Atleast that's what I keep telling myself :blank:
 
I can no longer walk without a walker due to primary lateral sclerosis, which is a form of ALS and my wife gets the wood into the house to where I can handle it. I take care of the stove all day, but I have her load for overnight because she can see into the stove to fill it better than me. Manytimes after filling the stove, I wiil say "I'm going in the shower, you alright with the stove"? I get out of the shower to find her sound asleep with the damper wide open. After four years with this stove, she still asks me when to close the damper and I always have the same respose "what does the thermostat say". I guess she can't get the old "smoke dragon" mentality out of her head, load it, close the damper and go to bed. God bless her as she works hard!

Jim
 
These are picky stoves, or something.
My blaze king is so easy to use.
Open it up to wide open.......crumple up 4 pages of news paper.......pile on 7 or so sticks of kindling.....add 2 to 4 logs split in half on top of that, depends on their size.
Light with match, close door, and walk away.
Come back about 20 mins later and adjust thermostat down if you want less heat, or leave it open if your trying to warm up the house from a cool temp........when the firebox appears low, open door and add wood............its just that easy.
Been loving blaze king heaters for about 15 years now.
 
650ºF in our Avalon is common, in the firebox........

-Soupy1957
 
I work 10 hour days (6:30 am to 5pm), So I get up really early to get the fire going. I'll get a good blaze going. Need to get a thermometer, seems to be what helps most of you. I'll get ready for work and before I leave I'll check the fire to make sure everything has a nice burn. I'll stack a large pile by the stove then leave for work. Around my 9:30 break I'll get a call, "It's cold in here." For which I respond,"How's the fire." "It's just hot embers."
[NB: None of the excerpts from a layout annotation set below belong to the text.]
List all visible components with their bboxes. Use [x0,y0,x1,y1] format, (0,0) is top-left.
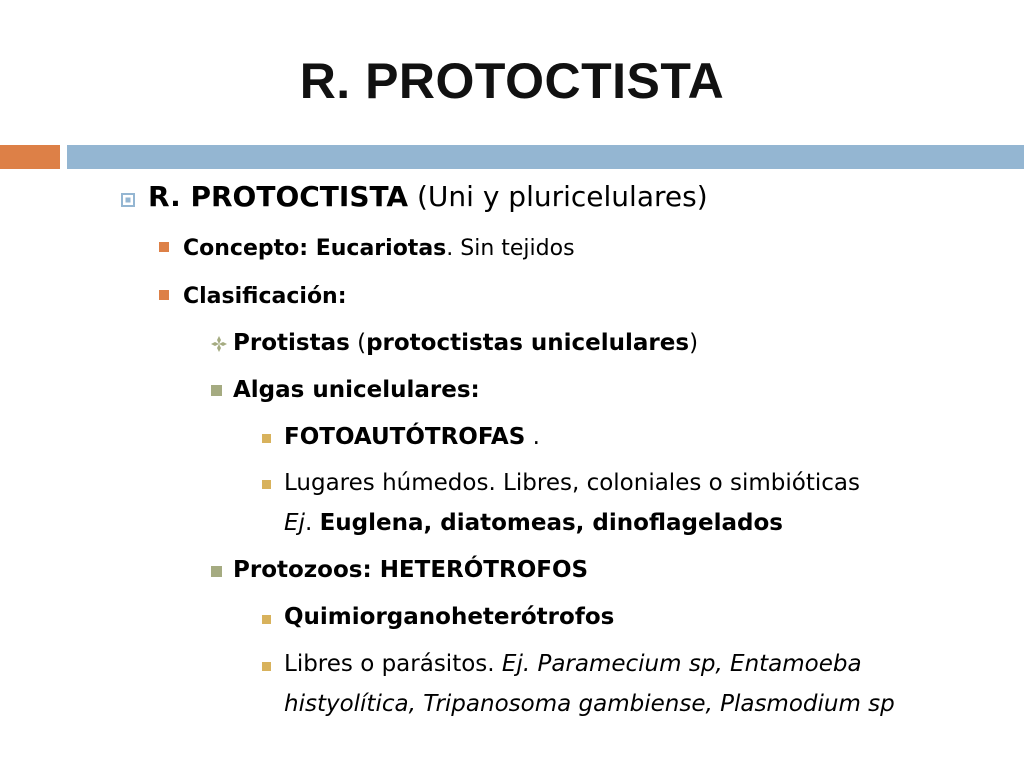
bullet-italic-text: Ej. Paramecium sp, Entamoeba [501,651,862,677]
bullet-bold-text: Euglena, diatomeas, dinoflagelados [319,510,783,536]
bullet-lugares-humedos-cont [284,510,783,536]
bullet-bold-text: Protistas [233,330,350,356]
bullet-text: ) [689,330,699,356]
bullet-bold-text: Concepto [183,236,300,261]
bullet-clasificacion [183,284,347,309]
bullet-bold-text: Protozoos: [233,557,380,583]
bullet-text: . [525,424,540,450]
bullet-protozoos [233,557,588,583]
square-bullet-icon [262,480,271,489]
bullet-libres-parasitos [284,651,862,677]
bullet-italic-text: histyolítica, Tripanosoma gambiense, Plasmodium sp [284,691,895,717]
bullet-text: . [304,510,320,536]
square-bullet-icon [262,434,271,443]
bullet-bold-text: protoctistas unicelulares [366,330,690,356]
bullet-bold-text: Clasificación: [183,284,347,309]
bullet-protistas [233,330,698,356]
square-bullet-icon [262,615,271,624]
bullet-text: (Uni y pluricelulares) [408,180,708,213]
bullet-bold-text: Algas unicelulares: [233,377,480,403]
square-outline-bullet-icon [121,193,135,207]
bullet-bold-text: FOTOAUTÓTROFAS [284,424,526,450]
bullet-text: Lugares húmedos. Libres, coloniales o simbióticas [284,470,860,496]
bullet-bold-text: R. PROTOCTISTA [148,180,409,213]
bullet-text: . Sin tejidos [446,236,575,261]
square-bullet-icon [211,566,222,577]
bullet-quimiorganoheterotrofos [284,604,614,630]
bullet-fotoautotrofas [284,424,540,450]
bullet-lugares-humedos [284,470,860,496]
square-bullet-icon [159,290,169,300]
bullet-italic-text: Ej [284,510,305,536]
bullet-bold-text: : Eucariotas [299,236,447,261]
bullet-libres-parasitos-cont [284,691,895,717]
square-bullet-icon [211,385,222,396]
square-bullet-icon [262,662,271,671]
bullet-text: Libres o parásitos. [284,651,502,677]
slide-title: R. PROTOCTISTA [299,53,725,109]
bullet-text: ( [349,330,367,356]
bullet-concepto [183,236,575,261]
bullet-bold-text: Quimiorganoheterótrofos [284,604,615,630]
diamond-bullet-icon [211,336,227,352]
bullet-reino-protoctista [148,180,708,213]
bullet-bold-text: HETERÓTROFOS [379,557,589,583]
square-bullet-icon [159,242,169,252]
bullet-algas [233,377,480,403]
Which begins the same instructions that I give her all the time, "You have to keep wood in the stove. Even if its just one log."

After just a month of being a wood burner she is starting to realize that you waste more wood if you have to continuosly rebuild the fire.
Because of this I've gone through almost a cord of wood and we haven't even gotten to the really cold months yet.
 
james72 said:
I work 10 hour days (6:30 am to 5pm), So I get up really early to get the fire going. I'll get a good blaze going. Need to get a thermometer, seems to be what helps most of you. I'll get ready for work and before I leave I'll check the fire to make sure everything has a nice burn. I'll stack a large pile by the stove then leave for work. Around my 9:30 break I'll get a call, "It's cold in here." For which I respond,"How's the fire." "It's just hot embers."

Which begins the same instructions that I give her all the time, "You have to keep wood in the stove. Even if its just one log."

After just a month of being a wood burner she is starting to realize that you waste more wood if you have to continuosly rebuild the fire.
Because of this I've gone through almost a cord of wood and we haven't even gotten to the really cold months yet.

Random thoughts . . .

Definitely get a thermometer . . . even better get two . . . one for the stove and one for your stove pipe if it is accessible (i.e. not a fireplace insert.) I use my thermometers often . . . even when I can quite often do a visual check and know roughly where the stove is at for temps.

And yes . . . going 24/7 is actually easier . . . you use less wood and less kindling, temps are more even and once you're in a routine it's quite easy to keep things going.